Why do the same people who wanted to talk about being anti-lockdown now find transvestites so fascinating? Why did BLM become such a bugbear, why are a million bots all synchronised in attacking strikes in the UK, union leaders etc. How do anti-covid people become so painfully aware of drag queens telling stories
I reckon that bots are important here. I find these coordinated culture war battles quite interesting and it always seems to me that there is a mixture of bots and people making up each army.
As I see it, the normal sequence of events seems to begin with a news story that gives rise to loads of minor skirmishes as soldiers on both side give their own opinions... but then, at some point, the kinda unofficial-official argument, the party-line if you like, gets released and suddenly it's being repeated up and down the internet wherever you look.
(I see this happening with arguments from the right but I assume it works both ways)
It's always clear that it's one person's argument, especially if there is a bit that doesn't make sense, how could ten thousand people come up with the same nonsensical argument at the same time?
But wherever it comes from, it appears, and then it's being spread by this mixture of bots and people that intrigues me. Are these people sort of willing useful idiots or do they somehow think that it's their own opinion?

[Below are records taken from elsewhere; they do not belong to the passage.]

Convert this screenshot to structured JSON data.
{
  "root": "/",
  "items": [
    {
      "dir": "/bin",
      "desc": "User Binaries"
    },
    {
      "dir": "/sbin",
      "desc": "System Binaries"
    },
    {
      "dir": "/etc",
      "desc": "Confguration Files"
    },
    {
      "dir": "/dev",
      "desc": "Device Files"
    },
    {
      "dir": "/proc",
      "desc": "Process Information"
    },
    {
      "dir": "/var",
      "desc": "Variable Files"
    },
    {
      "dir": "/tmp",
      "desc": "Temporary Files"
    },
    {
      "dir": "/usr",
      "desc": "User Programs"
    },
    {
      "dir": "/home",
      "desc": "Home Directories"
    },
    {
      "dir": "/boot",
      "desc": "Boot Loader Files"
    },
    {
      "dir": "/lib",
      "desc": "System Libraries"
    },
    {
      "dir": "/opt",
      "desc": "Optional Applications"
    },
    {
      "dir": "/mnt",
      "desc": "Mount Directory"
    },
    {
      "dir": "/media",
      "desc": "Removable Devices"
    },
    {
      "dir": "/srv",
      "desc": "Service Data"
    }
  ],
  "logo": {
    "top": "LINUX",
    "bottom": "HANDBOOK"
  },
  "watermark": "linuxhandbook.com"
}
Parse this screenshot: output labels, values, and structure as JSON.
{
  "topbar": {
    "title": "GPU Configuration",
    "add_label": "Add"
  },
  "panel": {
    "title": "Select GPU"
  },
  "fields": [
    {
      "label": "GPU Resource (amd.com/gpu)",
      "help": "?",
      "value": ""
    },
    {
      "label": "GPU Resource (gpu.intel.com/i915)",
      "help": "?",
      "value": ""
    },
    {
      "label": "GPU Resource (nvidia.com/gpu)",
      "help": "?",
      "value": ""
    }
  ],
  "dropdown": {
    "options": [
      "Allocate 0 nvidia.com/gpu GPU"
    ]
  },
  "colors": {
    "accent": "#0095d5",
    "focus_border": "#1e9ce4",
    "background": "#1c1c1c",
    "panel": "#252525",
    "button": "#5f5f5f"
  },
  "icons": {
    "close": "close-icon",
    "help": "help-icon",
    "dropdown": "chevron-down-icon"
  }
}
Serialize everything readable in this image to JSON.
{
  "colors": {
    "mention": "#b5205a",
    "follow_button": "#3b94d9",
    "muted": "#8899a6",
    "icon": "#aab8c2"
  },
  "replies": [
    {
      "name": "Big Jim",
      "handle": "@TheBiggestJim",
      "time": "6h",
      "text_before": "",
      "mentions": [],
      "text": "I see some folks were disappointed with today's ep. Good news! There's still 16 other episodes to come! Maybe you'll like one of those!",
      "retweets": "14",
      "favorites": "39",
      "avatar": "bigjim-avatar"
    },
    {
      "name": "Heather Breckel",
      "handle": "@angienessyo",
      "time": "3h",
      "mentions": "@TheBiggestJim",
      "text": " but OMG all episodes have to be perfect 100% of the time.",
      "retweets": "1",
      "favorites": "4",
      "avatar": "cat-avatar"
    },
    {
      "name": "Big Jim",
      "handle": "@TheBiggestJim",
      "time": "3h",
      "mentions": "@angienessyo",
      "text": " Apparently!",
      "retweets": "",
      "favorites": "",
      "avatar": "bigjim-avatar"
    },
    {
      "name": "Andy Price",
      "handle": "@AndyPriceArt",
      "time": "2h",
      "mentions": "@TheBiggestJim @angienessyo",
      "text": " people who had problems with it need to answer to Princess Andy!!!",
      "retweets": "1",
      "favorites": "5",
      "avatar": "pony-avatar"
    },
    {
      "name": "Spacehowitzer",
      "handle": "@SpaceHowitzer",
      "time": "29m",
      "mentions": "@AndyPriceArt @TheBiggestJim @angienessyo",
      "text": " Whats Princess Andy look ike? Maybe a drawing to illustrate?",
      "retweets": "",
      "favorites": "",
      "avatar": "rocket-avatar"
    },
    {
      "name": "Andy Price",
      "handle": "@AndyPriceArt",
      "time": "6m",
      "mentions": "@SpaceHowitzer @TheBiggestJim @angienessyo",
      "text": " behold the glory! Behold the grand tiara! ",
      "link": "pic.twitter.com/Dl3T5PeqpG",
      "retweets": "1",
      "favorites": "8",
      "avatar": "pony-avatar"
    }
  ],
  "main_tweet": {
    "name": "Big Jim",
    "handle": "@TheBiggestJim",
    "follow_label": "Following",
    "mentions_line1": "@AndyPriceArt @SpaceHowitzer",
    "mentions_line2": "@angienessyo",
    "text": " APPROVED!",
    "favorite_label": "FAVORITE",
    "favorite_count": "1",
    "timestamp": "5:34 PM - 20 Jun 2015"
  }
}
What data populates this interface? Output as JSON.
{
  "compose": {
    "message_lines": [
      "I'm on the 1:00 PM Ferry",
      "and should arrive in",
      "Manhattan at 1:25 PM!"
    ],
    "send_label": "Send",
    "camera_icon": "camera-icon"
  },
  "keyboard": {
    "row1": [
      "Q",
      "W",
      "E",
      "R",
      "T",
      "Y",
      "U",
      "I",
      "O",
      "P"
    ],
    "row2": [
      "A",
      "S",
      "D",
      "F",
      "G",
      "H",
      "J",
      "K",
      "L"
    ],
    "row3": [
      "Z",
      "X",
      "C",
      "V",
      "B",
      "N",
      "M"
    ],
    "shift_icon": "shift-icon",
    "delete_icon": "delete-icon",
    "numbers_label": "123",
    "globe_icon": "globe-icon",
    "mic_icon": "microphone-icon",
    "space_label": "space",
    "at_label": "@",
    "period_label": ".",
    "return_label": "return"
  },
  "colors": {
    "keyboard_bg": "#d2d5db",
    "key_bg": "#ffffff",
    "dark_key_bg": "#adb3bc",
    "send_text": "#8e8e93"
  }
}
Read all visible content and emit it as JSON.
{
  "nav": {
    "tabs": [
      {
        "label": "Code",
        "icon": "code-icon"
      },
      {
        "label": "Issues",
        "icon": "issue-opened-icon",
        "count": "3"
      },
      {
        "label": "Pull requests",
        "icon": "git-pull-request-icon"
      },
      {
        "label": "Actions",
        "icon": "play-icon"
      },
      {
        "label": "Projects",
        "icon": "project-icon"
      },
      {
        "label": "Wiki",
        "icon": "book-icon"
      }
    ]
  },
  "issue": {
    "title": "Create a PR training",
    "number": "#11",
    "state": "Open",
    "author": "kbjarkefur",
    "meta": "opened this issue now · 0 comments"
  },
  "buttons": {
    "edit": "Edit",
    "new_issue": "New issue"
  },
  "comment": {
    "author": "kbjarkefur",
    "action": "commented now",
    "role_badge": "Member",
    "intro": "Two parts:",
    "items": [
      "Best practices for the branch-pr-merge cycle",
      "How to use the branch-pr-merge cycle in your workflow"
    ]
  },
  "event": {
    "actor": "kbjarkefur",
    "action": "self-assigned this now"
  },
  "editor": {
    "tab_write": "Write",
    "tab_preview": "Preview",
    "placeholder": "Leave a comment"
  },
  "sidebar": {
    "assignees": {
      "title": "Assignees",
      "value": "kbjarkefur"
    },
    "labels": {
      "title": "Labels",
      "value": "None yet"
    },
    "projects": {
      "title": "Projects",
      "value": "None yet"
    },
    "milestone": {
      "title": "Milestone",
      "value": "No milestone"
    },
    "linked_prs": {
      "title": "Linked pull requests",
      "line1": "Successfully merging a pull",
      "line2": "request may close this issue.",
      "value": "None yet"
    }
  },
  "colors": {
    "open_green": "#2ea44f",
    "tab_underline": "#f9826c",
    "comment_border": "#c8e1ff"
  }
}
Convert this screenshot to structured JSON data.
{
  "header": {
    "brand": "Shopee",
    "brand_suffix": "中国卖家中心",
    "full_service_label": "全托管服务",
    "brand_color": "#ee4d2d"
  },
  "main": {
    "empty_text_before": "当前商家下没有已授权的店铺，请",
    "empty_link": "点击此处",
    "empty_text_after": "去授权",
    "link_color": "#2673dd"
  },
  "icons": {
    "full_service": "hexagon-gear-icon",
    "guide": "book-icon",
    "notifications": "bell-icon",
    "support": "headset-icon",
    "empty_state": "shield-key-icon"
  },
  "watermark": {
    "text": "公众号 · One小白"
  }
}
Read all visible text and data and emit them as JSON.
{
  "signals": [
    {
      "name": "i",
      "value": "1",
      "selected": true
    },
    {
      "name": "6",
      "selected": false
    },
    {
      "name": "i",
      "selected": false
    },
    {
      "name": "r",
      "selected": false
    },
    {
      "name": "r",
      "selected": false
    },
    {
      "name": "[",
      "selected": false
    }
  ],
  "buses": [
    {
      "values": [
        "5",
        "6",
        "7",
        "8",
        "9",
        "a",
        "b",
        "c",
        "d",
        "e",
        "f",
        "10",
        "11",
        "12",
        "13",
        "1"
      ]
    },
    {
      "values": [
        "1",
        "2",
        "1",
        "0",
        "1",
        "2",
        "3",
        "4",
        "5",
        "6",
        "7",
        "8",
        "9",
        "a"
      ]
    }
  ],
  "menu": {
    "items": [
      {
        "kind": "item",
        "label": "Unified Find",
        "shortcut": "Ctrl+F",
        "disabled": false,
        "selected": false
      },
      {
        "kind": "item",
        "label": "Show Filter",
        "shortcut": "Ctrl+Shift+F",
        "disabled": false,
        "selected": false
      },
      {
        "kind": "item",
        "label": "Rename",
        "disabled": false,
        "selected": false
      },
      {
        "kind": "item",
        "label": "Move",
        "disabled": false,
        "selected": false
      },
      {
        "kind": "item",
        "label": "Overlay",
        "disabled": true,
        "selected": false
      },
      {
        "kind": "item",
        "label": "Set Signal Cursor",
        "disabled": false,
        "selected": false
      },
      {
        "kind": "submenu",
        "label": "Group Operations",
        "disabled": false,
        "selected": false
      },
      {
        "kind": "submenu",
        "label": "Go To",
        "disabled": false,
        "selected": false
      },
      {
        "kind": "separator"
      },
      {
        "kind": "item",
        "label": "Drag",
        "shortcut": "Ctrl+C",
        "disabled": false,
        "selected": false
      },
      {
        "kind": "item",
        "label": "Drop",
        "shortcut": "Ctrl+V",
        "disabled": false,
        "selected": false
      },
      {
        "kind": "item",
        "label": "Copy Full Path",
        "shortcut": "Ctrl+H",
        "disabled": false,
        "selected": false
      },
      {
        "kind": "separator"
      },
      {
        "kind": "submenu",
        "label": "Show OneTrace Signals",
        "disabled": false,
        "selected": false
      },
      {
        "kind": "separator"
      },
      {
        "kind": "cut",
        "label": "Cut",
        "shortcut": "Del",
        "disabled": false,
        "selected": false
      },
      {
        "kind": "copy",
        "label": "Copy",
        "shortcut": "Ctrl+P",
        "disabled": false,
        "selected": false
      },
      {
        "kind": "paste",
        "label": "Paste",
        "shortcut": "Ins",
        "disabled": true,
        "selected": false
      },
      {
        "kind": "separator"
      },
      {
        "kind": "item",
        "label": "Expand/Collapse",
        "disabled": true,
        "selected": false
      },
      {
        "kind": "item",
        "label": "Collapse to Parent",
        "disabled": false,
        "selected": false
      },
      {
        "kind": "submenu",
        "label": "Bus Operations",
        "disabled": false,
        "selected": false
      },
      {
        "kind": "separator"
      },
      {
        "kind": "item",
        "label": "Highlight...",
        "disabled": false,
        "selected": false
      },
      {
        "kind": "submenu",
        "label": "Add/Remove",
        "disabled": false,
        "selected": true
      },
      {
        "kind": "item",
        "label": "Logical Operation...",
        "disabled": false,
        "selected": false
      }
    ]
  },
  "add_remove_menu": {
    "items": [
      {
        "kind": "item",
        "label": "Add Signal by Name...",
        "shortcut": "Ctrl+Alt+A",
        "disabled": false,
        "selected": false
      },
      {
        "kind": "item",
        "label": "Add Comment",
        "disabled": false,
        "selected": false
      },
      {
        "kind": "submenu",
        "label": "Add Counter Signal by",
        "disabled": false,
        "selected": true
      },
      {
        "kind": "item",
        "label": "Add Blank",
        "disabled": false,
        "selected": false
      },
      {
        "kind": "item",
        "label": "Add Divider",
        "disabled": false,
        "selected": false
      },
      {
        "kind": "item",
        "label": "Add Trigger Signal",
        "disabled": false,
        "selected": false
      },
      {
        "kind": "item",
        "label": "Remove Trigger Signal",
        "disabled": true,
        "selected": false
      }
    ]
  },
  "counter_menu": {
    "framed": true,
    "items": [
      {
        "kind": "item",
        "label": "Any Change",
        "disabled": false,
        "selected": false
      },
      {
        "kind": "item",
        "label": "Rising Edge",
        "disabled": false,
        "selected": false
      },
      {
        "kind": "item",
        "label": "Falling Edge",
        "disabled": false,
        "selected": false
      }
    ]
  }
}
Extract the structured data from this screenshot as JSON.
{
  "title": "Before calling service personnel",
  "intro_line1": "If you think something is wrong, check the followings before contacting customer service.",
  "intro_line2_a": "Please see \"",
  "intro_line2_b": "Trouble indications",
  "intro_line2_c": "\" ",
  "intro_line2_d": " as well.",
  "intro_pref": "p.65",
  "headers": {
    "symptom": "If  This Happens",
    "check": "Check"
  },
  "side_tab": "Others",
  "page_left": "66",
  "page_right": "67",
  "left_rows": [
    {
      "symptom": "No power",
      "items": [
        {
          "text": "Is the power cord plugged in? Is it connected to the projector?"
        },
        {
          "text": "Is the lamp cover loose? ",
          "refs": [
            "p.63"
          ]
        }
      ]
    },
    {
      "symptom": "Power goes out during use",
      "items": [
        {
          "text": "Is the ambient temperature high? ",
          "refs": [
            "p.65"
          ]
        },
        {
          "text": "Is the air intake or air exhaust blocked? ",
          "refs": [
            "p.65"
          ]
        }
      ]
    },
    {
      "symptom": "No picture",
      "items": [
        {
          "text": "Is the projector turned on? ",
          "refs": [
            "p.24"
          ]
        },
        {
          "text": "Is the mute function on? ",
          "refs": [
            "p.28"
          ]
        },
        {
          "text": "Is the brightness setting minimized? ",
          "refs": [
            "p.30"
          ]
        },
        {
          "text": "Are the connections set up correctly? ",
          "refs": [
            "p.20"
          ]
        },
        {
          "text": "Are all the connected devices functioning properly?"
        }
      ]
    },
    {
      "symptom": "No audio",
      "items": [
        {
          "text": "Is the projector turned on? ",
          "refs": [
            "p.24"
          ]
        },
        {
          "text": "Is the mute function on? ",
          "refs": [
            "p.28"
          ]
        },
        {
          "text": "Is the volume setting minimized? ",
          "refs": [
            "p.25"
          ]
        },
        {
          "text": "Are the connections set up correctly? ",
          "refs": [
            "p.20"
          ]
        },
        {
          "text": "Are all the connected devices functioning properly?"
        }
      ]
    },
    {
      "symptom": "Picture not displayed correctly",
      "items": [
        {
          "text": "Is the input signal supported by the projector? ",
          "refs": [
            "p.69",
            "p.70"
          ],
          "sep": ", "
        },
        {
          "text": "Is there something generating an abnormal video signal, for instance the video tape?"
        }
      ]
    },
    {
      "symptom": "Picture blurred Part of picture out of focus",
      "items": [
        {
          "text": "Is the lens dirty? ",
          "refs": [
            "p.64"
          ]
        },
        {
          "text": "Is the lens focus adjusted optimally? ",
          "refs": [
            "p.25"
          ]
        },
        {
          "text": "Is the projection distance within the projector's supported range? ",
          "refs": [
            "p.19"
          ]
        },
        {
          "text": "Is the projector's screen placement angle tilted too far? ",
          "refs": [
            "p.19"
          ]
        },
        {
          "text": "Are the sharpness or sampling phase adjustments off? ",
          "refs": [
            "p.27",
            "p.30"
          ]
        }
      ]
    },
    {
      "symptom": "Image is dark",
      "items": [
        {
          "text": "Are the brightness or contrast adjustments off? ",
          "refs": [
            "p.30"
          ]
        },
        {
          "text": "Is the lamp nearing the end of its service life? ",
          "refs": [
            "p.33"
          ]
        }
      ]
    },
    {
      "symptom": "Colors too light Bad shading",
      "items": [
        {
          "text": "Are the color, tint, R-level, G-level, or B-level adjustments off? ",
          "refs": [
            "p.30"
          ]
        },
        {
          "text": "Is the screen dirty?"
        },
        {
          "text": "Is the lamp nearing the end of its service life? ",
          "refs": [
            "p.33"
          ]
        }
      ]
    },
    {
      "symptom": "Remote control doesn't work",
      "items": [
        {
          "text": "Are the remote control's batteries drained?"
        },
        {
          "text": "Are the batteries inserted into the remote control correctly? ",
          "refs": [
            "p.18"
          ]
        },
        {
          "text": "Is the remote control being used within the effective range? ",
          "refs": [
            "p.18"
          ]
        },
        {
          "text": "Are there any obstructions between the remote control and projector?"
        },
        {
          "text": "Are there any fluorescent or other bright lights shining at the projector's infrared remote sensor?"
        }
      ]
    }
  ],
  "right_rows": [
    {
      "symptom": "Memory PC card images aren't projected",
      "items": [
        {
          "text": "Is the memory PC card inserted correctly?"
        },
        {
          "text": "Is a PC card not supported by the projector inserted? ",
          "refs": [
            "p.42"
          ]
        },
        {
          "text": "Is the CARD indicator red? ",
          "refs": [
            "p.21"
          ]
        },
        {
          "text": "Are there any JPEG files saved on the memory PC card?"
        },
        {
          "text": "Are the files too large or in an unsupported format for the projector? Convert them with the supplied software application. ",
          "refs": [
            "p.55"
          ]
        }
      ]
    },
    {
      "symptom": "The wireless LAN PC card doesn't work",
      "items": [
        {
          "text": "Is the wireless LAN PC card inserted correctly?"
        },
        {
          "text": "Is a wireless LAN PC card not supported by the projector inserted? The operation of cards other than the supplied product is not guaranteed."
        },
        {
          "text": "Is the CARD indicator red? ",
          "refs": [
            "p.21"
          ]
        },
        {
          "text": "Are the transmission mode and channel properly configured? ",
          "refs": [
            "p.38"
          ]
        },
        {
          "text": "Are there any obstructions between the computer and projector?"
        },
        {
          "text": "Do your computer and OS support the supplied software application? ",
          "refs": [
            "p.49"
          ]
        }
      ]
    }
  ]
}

So I'd love to know how the party-line is decided and begun, and also what percentage are bots, plus, how do the non-bots fit into this?
I saw this thing with Ziziek the other day talking about dates where he takes his vibrating plastic vagina, the lucky lady beings her own vibrator and then - if they hit it off I guess - they put the toys together for sexy time... while the two real people do something more interesting.
And when he said that, it reminded me of something I've thought about before - two people playing online chess, both cheating by using a computer, ending up with the humans as mere proxies or conduits for their computer masters.
The above are quite humorous situations I suppose, but ultimately limited when you compare them to twitter battles where both armies are built from a mixture of humans and robots fighting side by side, accepting each other unquestioningly and without prejudice as brothers in arms.
It feels that there ought to be a lot to learn from that but I'm afraid I don't know what it is.